Signs of Life: The 2010s by Bill Mousoulis
Top 10 Australian films of the 2010s as seen in PURE SHIT: AUSTRALIAN CINEMA
Number 3: MELODRAMA / RANDOM / MELBOURNE!
The emblematic film of the current crop of young filmmakers in Australia, pushing the boundaries of cinema. If you want to know what the "alternative" to mainstream cinema is in Australia at the moment, look at this film. Cinema-savvy (Wong meets Godard), bursting with style (different screens, words on the screen karaoke style, wild performances), incisive social critiquing (millenials, racism, the city out of control), MELODRAMA/RANDOM/MELBOURNE! is a rush of neon and music that is unbelievably breathless. And, yes, it is the "Breathless" of the current Australian New Wave.
Pastor is, as I've said many times before, a "phenomenon". A vibrant and imaginative filmmaker, with a committed team around him, he is currently making his films quickly, and constantly trying his hand at new styles and themes. A Filipino-Australian, he is very much like an Asian filmmaker, like a Wong or Tsai or Sono or his fellow countryman, Lav Diaz. Art cinema, formalist exploration, genre work and even spoof genre work – his range is impressive, even if the results fall flat at times. At his best, his work is daring and dazzling, as in the quasi-musical MELODRAMA/RANDOM/MELBOURNE! (2018) or the giallo spoof alternating with auto-biographical portrait MAGANDA! Pinoy Boy vs Milk Man (2018).
Review by Armando Dela Cruz in UNREEL
How does one make an incisive discussion about Filipino diaspora? By busting out the good ol’ Karaoke machine, that’s how. Or at least in Matthew Victor Pastor’s beholding “Melodrama / Random / Melbourne!”, in Cine-O-Ke!, a series of songs played over vignettes of people, lost and losing it in Australia. There’s one for each facet of life, it seems—sex, connection, and finally, family. They’re set to falsely whimsical alt-rock tunes and against the backdrop of a neon-rimmed nighttime Melbourne. These interstitial vignettes happen in-between confessionals, shot in profile and black-and-white, by Aries (Bridget O’Brien), a Fil-Australian who’s making a film about the tapestry that is dating, the hopeful but possibly futile famine for meaningful connection.

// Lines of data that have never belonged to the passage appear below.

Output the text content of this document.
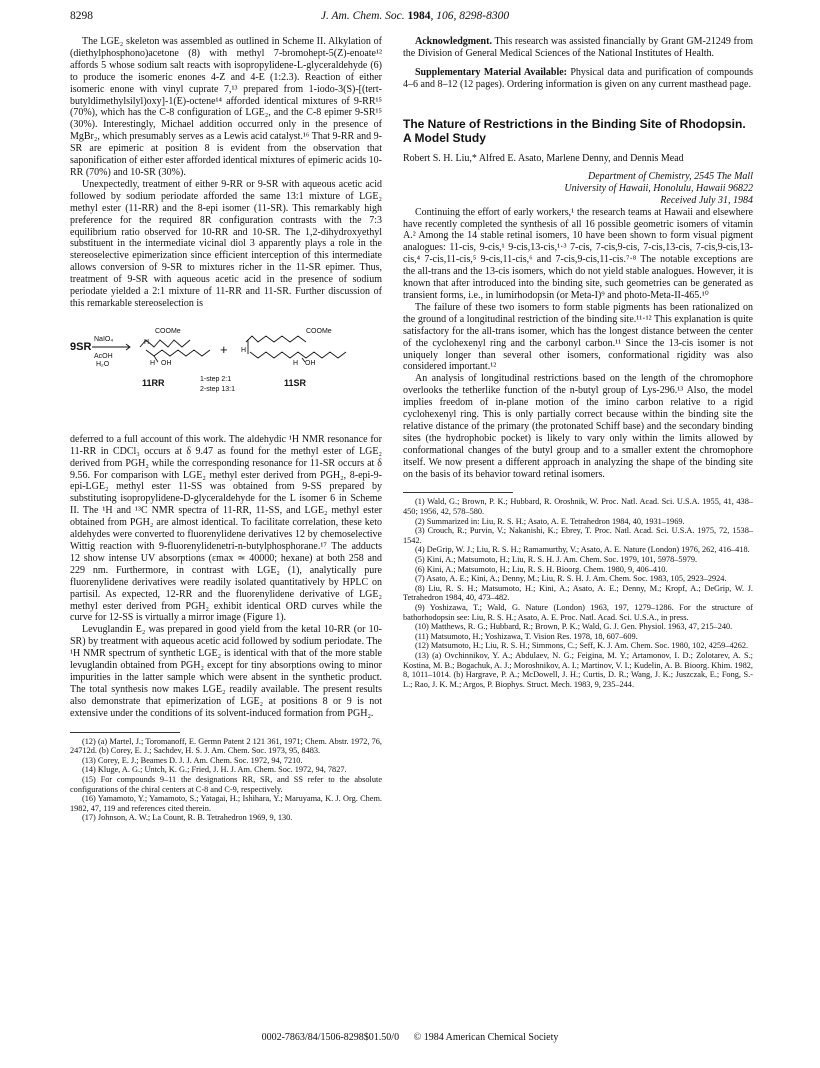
8298	J. Am. Chem. Soc. 1984, 106, 8298-8300

The LGE₂ skeleton was assembled as outlined in Scheme II. Alkylation of (diethylphosphono)acetone (8) with methyl 7-bromohept-5(Z)-enoate¹² affords 5 whose sodium salt reacts with isopropylidene-L-glyceraldehyde (6) to produce the isomeric enones 4-Z and 4-E (1:2.3). Reaction of either isomeric enone with vinyl cuprate 7,¹³ prepared from 1-iodo-3(S)-[(tert-butyldimethylsilyl)oxy]-1(E)-octene¹⁴ afforded identical mixtures of 9-RR¹⁵ (70%), which has the C-8 configuration of LGE₂, and the C-8 epimer 9-SR¹⁵ (30%). Interestingly, Michael addition occurred only in the presence of MgBr₂, which presumably serves as a Lewis acid catalyst.¹⁶ That 9-RR and 9-SR are epimeric at position 8 is evident from the observation that saponification of either ester afforded identical mixtures of epimeric acids 10-RR (70%) and 10-SR (30%).

Unexpectedly, treatment of either 9-RR or 9-SR with aqueous acetic acid followed by sodium periodate afforded the same 13:1 mixture of LGE₂ methyl ester (11-RR) and the 8-epi isomer (11-SR). This remarkably high preference for the required 8R configuration contrasts with the 7:3 equilibrium ratio observed for 10-RR and 10-SR. The 1,2-dihydroxyethyl substituent in the intermediate vicinal diol 3 apparently plays a role in the stereoselective epimerization since efficient interception of this intermediate allows conversion of 9-SR to mixtures richer in the 11-SR epimer. Thus, treatment of 9-SR with aqueous acetic acid in the presence of sodium periodate yielded a 2:1 mixture of 11-RR and 11-SR. Further discussion of this remarkable stereoselection is

9SR
NaIO₄
AcOH
H₂O
COOMe	COOMe
OH	OH
H
H
H
H
+
11RR	11SR
1-step 2:1
2-step 13:1

deferred to a full account of this work. The aldehydic ¹H NMR resonance for 11-RR in CDCl₃ occurs at δ 9.47 as found for the methyl ester of LGE₂ derived from PGH₂ while the corresponding resonance for 11-SR occurs at δ 9.56. For comparison with LGE₂ methyl ester derived from PGH₂, 8-epi-9-epi-LGE₂ methyl ester 11-SS was obtained from 9-SS prepared by substituting isopropylidene-D-glyceraldehyde for the L isomer 6 in Scheme II. The ¹H and ¹³C NMR spectra of 11-RR, 11-SS, and LGE₂ methyl ester obtained from PGH₂ are almost identical. To facilitate correlation, these keto aldehydes were converted to fluorenylidene derivatives 12 by chemoselective Wittig reaction with 9-fluorenylidenetri-n-butylphosphorane.¹⁷ The adducts 12 show intense UV absorptions (εmax ≃ 40000; hexane) at both 258 and 229 nm. Furthermore, in contrast with LGE₂ (1), analytically pure fluorenylidene derivatives were readily isolated quantitatively by HPLC on partisil. As expected, 12-RR and the fluorenylidene derivative of LGE₂ methyl ester derived from PGH₂ exhibit identical ORD curves while the curve for 12-SS is virtually a mirror image (Figure 1).

Levuglandin E₂ was prepared in good yield from the ketal 10-RR (or 10-SR) by treatment with aqueous acetic acid followed by sodium periodate. The ¹H NMR spectrum of synthetic LGE₂ is identical with that of the more stable levuglandin obtained from PGH₂ except for tiny absorptions owing to minor impurities in the latter sample which were absent in the synthetic product. The total synthesis now makes LGE₂ readily available. The present results also demonstrate that epimerization of LGE₂ at positions 8 or 9 is not extensive under the conditions of its solvent-induced formation from PGH₂.

(12) (a) Martel, J.; Toromanoff, E. Germn Patent 2 121 361, 1971; Chem. Abstr. 1972, 76, 24712d. (b) Corey, E. J.; Sachdev, H. S. J. Am. Chem. Soc. 1973, 95, 8483.

(13) Corey, E. J.; Beames D. J. J. Am. Chem. Soc. 1972, 94, 7210.

(14) Kluge, A. G.; Untch, K. G.; Fried, J. H. J. Am. Chem. Soc. 1972, 94, 7827.

(15) For compounds 9–11 the designations RR, SR, and SS refer to the absolute configurations of the chiral centers at C-8 and C-9, respectively.

(16) Yamamoto, Y.; Yamamoto, S.; Yatagai, H.; Ishihara, Y.; Maruyama, K. J. Org. Chem. 1982, 47, 119 and references cited therein.

(17) Johnson, A. W.; La Count, R. B. Tetrahedron 1969, 9, 130.

Acknowledgment. This research was assisted financially by Grant GM-21249 from the Division of General Medical Sciences of the National Institutes of Health.

Supplementary Material Available: Physical data and purification of compounds 4–6 and 8–12 (12 pages). Ordering information is given on any current masthead page.

The Nature of Restrictions in the Binding Site of Rhodopsin. A Model Study
Robert S. H. Liu,* Alfred E. Asato, Marlene Denny, and Dennis Mead

Department of Chemistry, 2545 The Mall

University of Hawaii, Honolulu, Hawaii 96822

Received July 31, 1984

Continuing the effort of early workers,¹ the research teams at Hawaii and elsewhere have recently completed the synthesis of all 16 possible geometric isomers of vitamin A.² Among the 14 stable retinal isomers, 10 have been shown to form visual pigment analogues: 11-cis, 9-cis,¹ 9-cis,13-cis,¹·³ 7-cis, 7-cis,9-cis, 7-cis,13-cis, 7-cis,9-cis,13-cis,⁴ 7-cis,11-cis,⁵ 9-cis,11-cis,⁶ and 7-cis,9-cis,11-cis.⁷·⁸ The notable exceptions are the all-trans and the 13-cis isomers, which do not yield stable analogues. However, it is known that after introduced into the binding site, such geometries can be generated as transient forms, i.e., in lumirhodopsin (or Meta-I)⁹ and photo-Meta-II-465.¹⁰

The failure of these two isomers to form stable pigments has been rationalized on the ground of a longitudinal restriction of the binding site.¹¹·¹² This explanation is quite satisfactory for the all-trans isomer, which has the longest distance between the center of the cyclohexenyl ring and the carbonyl carbon.¹¹ Since the 13-cis isomer is not uniquely longer than several other isomers, conformational rigidity was also considered important.¹²

An analysis of longitudinal restrictions based on the length of the chromophore overlooks the tetherlike function of the n-butyl group of Lys-296.¹³ Also, the model implies freedom of in-plane motion of the imino carbon relative to a rigid cyclohexenyl ring. This is only partially correct because within the binding site the relative distance of the primary (the protonated Schiff base) and the secondary binding sites (the hydrophobic pocket) is likely to vary only within the limits allowed by conformational changes of the butyl group and to a smaller extent the chromophore itself. We now present a different approach in analyzing the shape of the binding site on the basis of its behavior toward retinal isomers.

(1) Wald, G.; Brown, P. K.; Hubbard, R. Oroshnik, W. Proc. Natl. Acad. Sci. U.S.A. 1955, 41, 438–450; 1956, 42, 578–580.

(2) Summarized in: Liu, R. S. H.; Asato, A. E. Tetrahedron 1984, 40, 1931–1969.

(3) Crouch, R.; Purvin, V.; Nakanishi, K.; Ebrey, T. Proc. Natl. Acad. Sci. U.S.A. 1975, 72, 1538–1542.

(4) DeGrip, W. J.; Liu, R. S. H.; Ramamurthy, V.; Asato, A. E. Nature (London) 1976, 262, 416–418.

(5) Kini, A.; Matsumoto, H.; Liu, R. S. H. J. Am. Chem. Soc. 1979, 101, 5978–5979.

(6) Kini, A.; Matsumoto, H.; Liu, R. S. H. Bioorg. Chem. 1980, 9, 406–410.

(7) Asato, A. E.; Kini, A.; Denny, M.; Liu, R. S. H. J. Am. Chem. Soc. 1983, 105, 2923–2924.

(8) Liu, R. S. H.; Matsumoto, H.; Kini, A.; Asato, A. E.; Denny, M.; Kropf, A.; DeGrip, W. J. Tetrahedron 1984, 40, 473–482.

(9) Yoshizawa, T.; Wald, G. Nature (London) 1963, 197, 1279–1286. For the structure of bathorhodopsin see: Liu, R. S. H.; Asato, A. E. Proc. Natl. Acad. Sci. U.S.A., in press.

(10) Matthews, R. G.; Hubbard, R.; Brown, P. K.; Wald, G. J. Gen. Physiol. 1963, 47, 215–240.

(11) Matsumoto, H.; Yoshizawa, T. Vision Res. 1978, 18, 607–609.

(12) Matsumoto, H.; Liu, R. S. H.; Simmons, C.; Seff, K. J. Am. Chem. Soc. 1980, 102, 4259–4262.

(13) (a) Ovchinnikov, Y. A.; Abdulaev, N. G.; Feigina, M. Y.; Artamonov, I. D.; Zolotarev, A. S.; Kostina, M. B.; Bogachuk, A. J.; Moroshnikov, A. I.; Martinov, V. I.; Kudelin, A. B. Bioorg. Khim. 1982, 8, 1011–1014. (b) Hargrave, P. A.; McDowell, J. H.; Curtis, D. R.; Wang, J. K.; Juszczak, E.; Fong, S.-L.; Rao, J. K. M.; Argos, P. Biophys. Struct. Mech. 1983, 9, 235–244.

0002-7863/84/1506-8298$01.50/0 © 1984 American Chemical Society
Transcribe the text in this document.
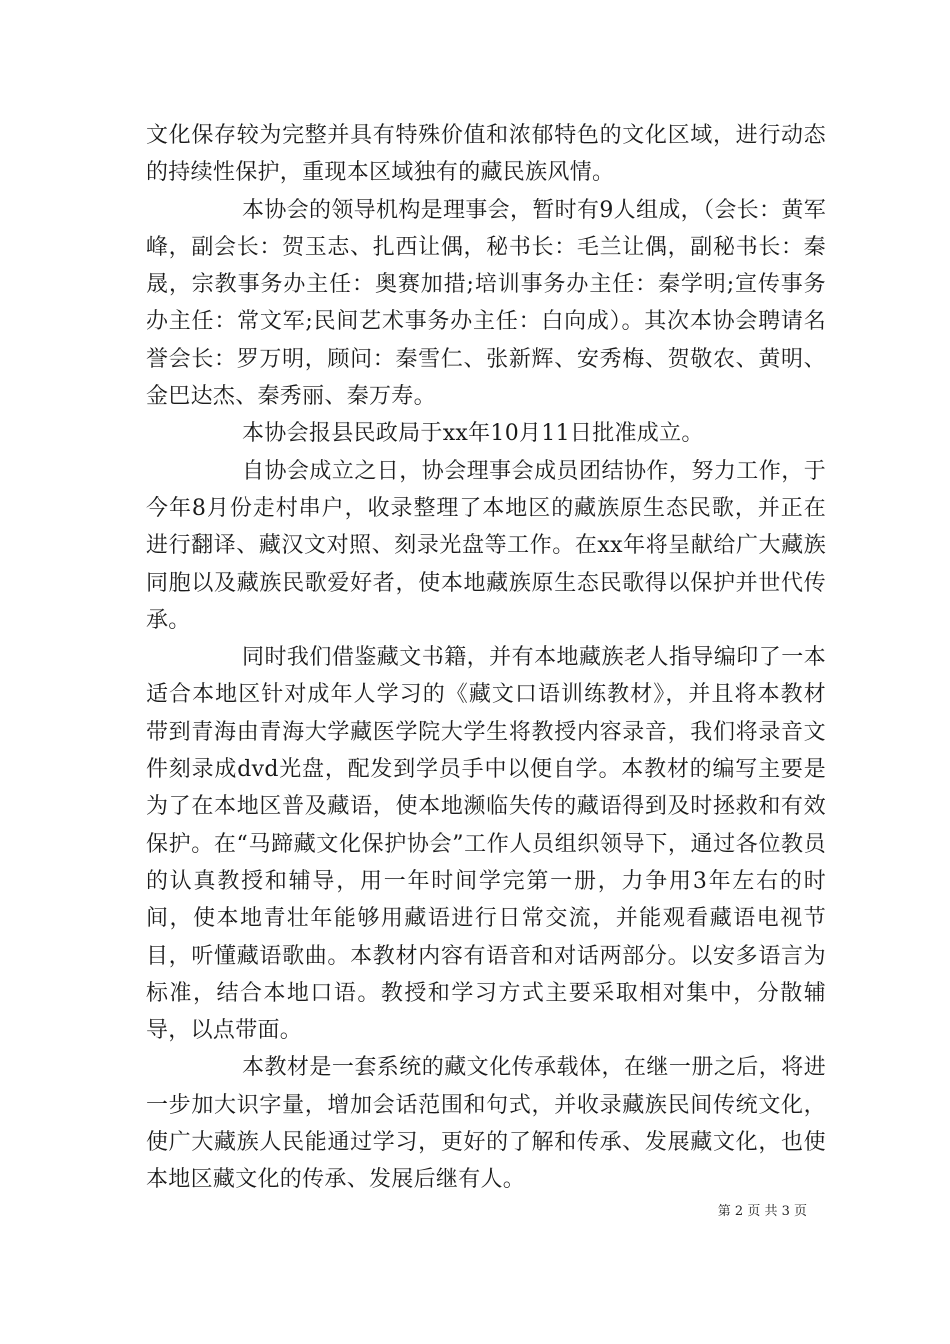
文化保存较为完整并具有特殊价值和浓郁特色的文化区域，进行动态的持续性保护，重现本区域独有的藏民族风情。

本协会的领导机构是理事会，暂时有9人组成，（会长：黄军峰，副会长：贺玉志、扎西让偶，秘书长：毛兰让偶，副秘书长：秦晟，宗教事务办主任：奥赛加措;培训事务办主任：秦学明;宣传事务办主任：常文军;民间艺术事务办主任：白向成）。其次本协会聘请名誉会长：罗万明，顾问：秦雪仁、张新辉、安秀梅、贺敬农、黄明、金巴达杰、秦秀丽、秦万寿。

本协会报县民政局于xx年10月11日批准成立。

自协会成立之日，协会理事会成员团结协作，努力工作，于今年8月份走村串户，收录整理了本地区的藏族原生态民歌，并正在进行翻译、藏汉文对照、刻录光盘等工作。在xx年将呈献给广大藏族同胞以及藏族民歌爱好者，使本地藏族原生态民歌得以保护并世代传承。

同时我们借鉴藏文书籍，并有本地藏族老人指导编印了一本适合本地区针对成年人学习的《藏文口语训练教材》，并且将本教材带到青海由青海大学藏医学院大学生将教授内容录音，我们将录音文件刻录成dvd光盘，配发到学员手中以便自学。本教材的编写主要是为了在本地区普及藏语，使本地濒临失传的藏语得到及时拯救和有效保护。在“马蹄藏文化保护协会”工作人员组织领导下，通过各位教员的认真教授和辅导，用一年时间学完第一册，力争用3年左右的时间，使本地青壮年能够用藏语进行日常交流，并能观看藏语电视节目，听懂藏语歌曲。本教材内容有语音和对话两部分。以安多语言为标准，结合本地口语。教授和学习方式主要采取相对集中，分散辅导，以点带面。

本教材是一套系统的藏文化传承载体，在继一册之后，将进一步加大识字量，增加会话范围和句式，并收录藏族民间传统文化，使广大藏族人民能通过学习，更好的了解和传承、发展藏文化，也使本地区藏文化的传承、发展后继有人。

第 2 页 共 3 页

For a good while, the film builds itself around the framework of its protagonist’s documentary. But on the film unfurls and ultimately reveals its documentarian, not as its all-seeing narrator but simply another character suspect to the film’s “might induce emotion” vignettes. We learn that she has a sister, named Angela (Celina Yuen), a dancer moonlighting as a hoodwinking empress, tied with a collective of man-boys selling a pre-packaged service that teaches unskilled males the language of suave. We are offered dubiety Aries feels of her own film, worried if it’s truthful to the existence of Asian-Australians. And we’re met by her mother, Agnes (Rachel Javier), who lodges existentially in a country that beckons but only reluctantly embraces.
Here, it clicks. Talking heads become characters, and red-eyed accounts become disheartening stories of everyday race and gender oppression. Conversations start to carry greater emotion and weight. All of which contributes to its immensely fascinating experiment in structure, and it’s through this narrative flip-flopping that Pastor’s film depicts the Fil-Australian existence with boundless cinematic vigor, even if some of its points don’t quite land.
3.5/5
Above average from down under by Oggs Cruz, Rappler
A stunning discovery, Matthew Victor Pastor’s Melodrama/Random/Melbourne! is a pastiche of many attempts – both somewhat successful or outright failures – to be something. Vague in terms of form and substance, the film, without even perusing its scatterings of plot and characters, is a brash reflection of the waywardness and captivating caprice of the unique millennial culture brought about by cross-border migration. The setting here is Melbourne, a city that the film depicts as one that is undergoing transformation into a bustling center of distinct Asian influences. However, its young and rebellious citizens, heirs of those from a generation that needed to make the city its home, are themselves repelling the waves of new migration, sowing seeds of division.
The film isn’t as dreary and serious as I make it out to be. If anything, the Melodrama/Random/Melbourne! wears its struggle for a definite and distinct identity on its sleeve. It is fun, sometimes to the point of never really knowing whether it wants to be grave or satirical. It never settles, morphing from one thing to another, never focusing on a single character or a story thread, and always evolving its moods and aims. It belatedly coheres near the end, trying to close some plot points in an effort to assemble a thesis, one that involves the fates – disparate but both dealing with the dilemmas of persisting in a land where being women and of foreign descent have apparent consequences – of the two daughters of a Filipina immigrant.